Глава 14

Ночь была чернильная, без единого просвета.

За те несколько часов, что Аурус находился в пути, мы значительно продвинулись на юг, так что снега здесь не было, а ветер пах прелой землёй и палыми листьями.

По настоянию Алекса, мы игнорировали скоростную трассу и пробирались окольными тропами — старыми раздолбанными шоссейками, проложенными сквозь города и веси в незапамятные времена.

В данный момент мы стояли на таком вот шоссе. Впереди, в паре километров, светились скудные поселковые огни… Впрочем может и не поселковые, а городские — времени было около трёх пополуночи, и основной народ всё же спал.


Дорогу преграждало упавшее дерево.


Сразу вспомнились лихие разбойничьи времена, когда таким вот нехитрым способом Соловей Одихмантьевич со товарищи останавливали путников, взимая «дорожный сбор» в виде личных и государственных ценностей…


— Маша, не высовывайся! — рявкнул я, но вредное чадо уже топало по асфальту своими красными сапожками. Рядом с ней солидно вышагивал Рамзес.


С другой стороны… Может, это и неплохо.


Увидят господа разбойнички девочку с пёсиком, и не будут открывать огонь.

В ребёнка стрелять… Тьфу ты, господи, прицепилось же.


Впрочем, иллюзии о нашем мирном паломничестве напрочь разбивались о дробовик в руках Алекса.


Место для засады было подобрано со вкусом. Слева непролазная чащоба, острые шипы по-зимнему голых ветвей шиповника и малины преграждали путь не хуже противотанковых «ежей».

Справа раскинулось обширное поле. Я его не видел, просто угадывал, по вою ветра, по свистящей пустоте… Вздумай туда бежать — и будешь не хуже движущейся мишени в тире.

Если сейчас позади Ауруса выедет, к примеру, трактор, или грузовик — мы окажемся в ловушке.


— Рамзес, ты что-нибудь чуешь?


Алекс уже вложился, наблюдая ночь через прицел.


— Впереди, — рыкнул пёс.


Ага.

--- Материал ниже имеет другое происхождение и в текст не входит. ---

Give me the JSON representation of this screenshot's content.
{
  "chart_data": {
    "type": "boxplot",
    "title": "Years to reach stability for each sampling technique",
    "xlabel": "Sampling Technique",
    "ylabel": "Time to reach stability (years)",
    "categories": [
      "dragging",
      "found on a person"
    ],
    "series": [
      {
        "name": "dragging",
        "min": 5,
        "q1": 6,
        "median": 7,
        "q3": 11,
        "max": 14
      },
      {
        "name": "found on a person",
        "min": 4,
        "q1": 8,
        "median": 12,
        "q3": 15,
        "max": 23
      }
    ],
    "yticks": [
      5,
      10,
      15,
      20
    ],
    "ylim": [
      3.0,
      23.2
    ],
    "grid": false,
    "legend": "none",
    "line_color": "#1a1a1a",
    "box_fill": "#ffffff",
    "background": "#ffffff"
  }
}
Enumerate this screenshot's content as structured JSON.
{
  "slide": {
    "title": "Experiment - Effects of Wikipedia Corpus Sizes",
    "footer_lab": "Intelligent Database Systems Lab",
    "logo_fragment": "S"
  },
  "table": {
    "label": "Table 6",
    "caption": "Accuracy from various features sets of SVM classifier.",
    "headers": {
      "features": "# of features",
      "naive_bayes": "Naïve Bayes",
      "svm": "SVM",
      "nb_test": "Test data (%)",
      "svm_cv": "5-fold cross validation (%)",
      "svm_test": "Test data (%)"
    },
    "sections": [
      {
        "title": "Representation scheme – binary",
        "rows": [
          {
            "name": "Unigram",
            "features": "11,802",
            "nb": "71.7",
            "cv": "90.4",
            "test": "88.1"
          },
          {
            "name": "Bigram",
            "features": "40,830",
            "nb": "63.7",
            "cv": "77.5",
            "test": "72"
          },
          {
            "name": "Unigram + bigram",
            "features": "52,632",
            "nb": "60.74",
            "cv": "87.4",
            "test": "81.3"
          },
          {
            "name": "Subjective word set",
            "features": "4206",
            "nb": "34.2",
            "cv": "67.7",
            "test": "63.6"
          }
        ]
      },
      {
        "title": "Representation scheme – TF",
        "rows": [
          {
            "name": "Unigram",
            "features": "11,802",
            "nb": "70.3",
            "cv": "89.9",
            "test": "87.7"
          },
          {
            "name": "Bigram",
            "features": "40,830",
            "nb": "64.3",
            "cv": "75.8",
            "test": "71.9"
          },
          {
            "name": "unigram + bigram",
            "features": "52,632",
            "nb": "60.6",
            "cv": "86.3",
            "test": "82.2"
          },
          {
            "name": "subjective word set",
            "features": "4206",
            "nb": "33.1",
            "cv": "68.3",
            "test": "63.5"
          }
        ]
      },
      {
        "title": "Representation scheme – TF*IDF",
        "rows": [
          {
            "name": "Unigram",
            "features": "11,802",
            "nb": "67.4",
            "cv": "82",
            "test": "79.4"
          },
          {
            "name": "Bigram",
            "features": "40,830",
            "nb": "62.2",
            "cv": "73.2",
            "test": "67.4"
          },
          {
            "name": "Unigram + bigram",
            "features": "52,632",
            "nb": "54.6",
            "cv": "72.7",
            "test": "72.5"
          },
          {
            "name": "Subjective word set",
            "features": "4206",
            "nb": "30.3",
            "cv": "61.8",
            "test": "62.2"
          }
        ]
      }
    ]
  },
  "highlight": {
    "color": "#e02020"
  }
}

Значит, основной заградительный отряд прячется за стволом могучей берёзы — и не жалко было такую красоту ломать?

Только её ствол, воронёный бок Ауруса, да ещё дробовик в руках шефа и светились в ночи, ни звёзд, ни месяца, ни электрических огней — Валид благоразумно потушил фары.


— Эй! — крикнул шеф в пустоту. — Есть кто живой?


А ведь лучше бы мы остались в автобусе, он хотя бы бронированный…

Но Алекса было не остановить — ему кровь из носу втемяшилось поучаствовать в разборке.

На его крик, понятно, никто не ответил. Но завозился: послышались невнятные шорохи, звон металла и приглушенные ругательства.


— Мы не хотим неприятностей, — увещевал Алекс. — В конце концов, мы можем развернуться и просто уехать…

— Дядя Саша, — громко сказала Маша и сделав пару шагов, доверчиво взяла его за руку. — Как-то нехорошо здесь.


Я закусил губу.

Ну что мне стоило схватить её, да и запихать в автобус? И захлопнуть дверь. Но теперь Маша оказалась между мной и предполагаемой опасностью…

Она и Алекс. Как приманка для тигра.


Очень интересно, кадет. С каких пор ты считаешь, что сильнее меня?


Упс. И правда: с каких?..

Не помню. Вестимо, с тех самых, как стал стригоем.


Нет, это была даже не мысль — не хотелось, чтобы Алекс её уловил.

Просто промелькнуло и — сгинуло, утонуло в бескрайнем море бессознательного.


И тут я что-то почувствовал. Причём не со стороны поваленной берёзы, а с другой, из-за спины.

Точнее, из леса.

Это были не звук, не движение, просто вдруг накатило что-то, зловещее, безмолвное, тягучее, как смола.

В нём проскакивали искры, всполохи — я даже решил, что это обман зрения.


— А что это такое светится? — вдруг спросила Маша.

— Ты тоже это видишь? — я не мог оторвать взгляда от этой сверкающей и переливающейся тьмы.


И не потому что в ней было нечто привлекательное, завораживающее — совсем наоборот.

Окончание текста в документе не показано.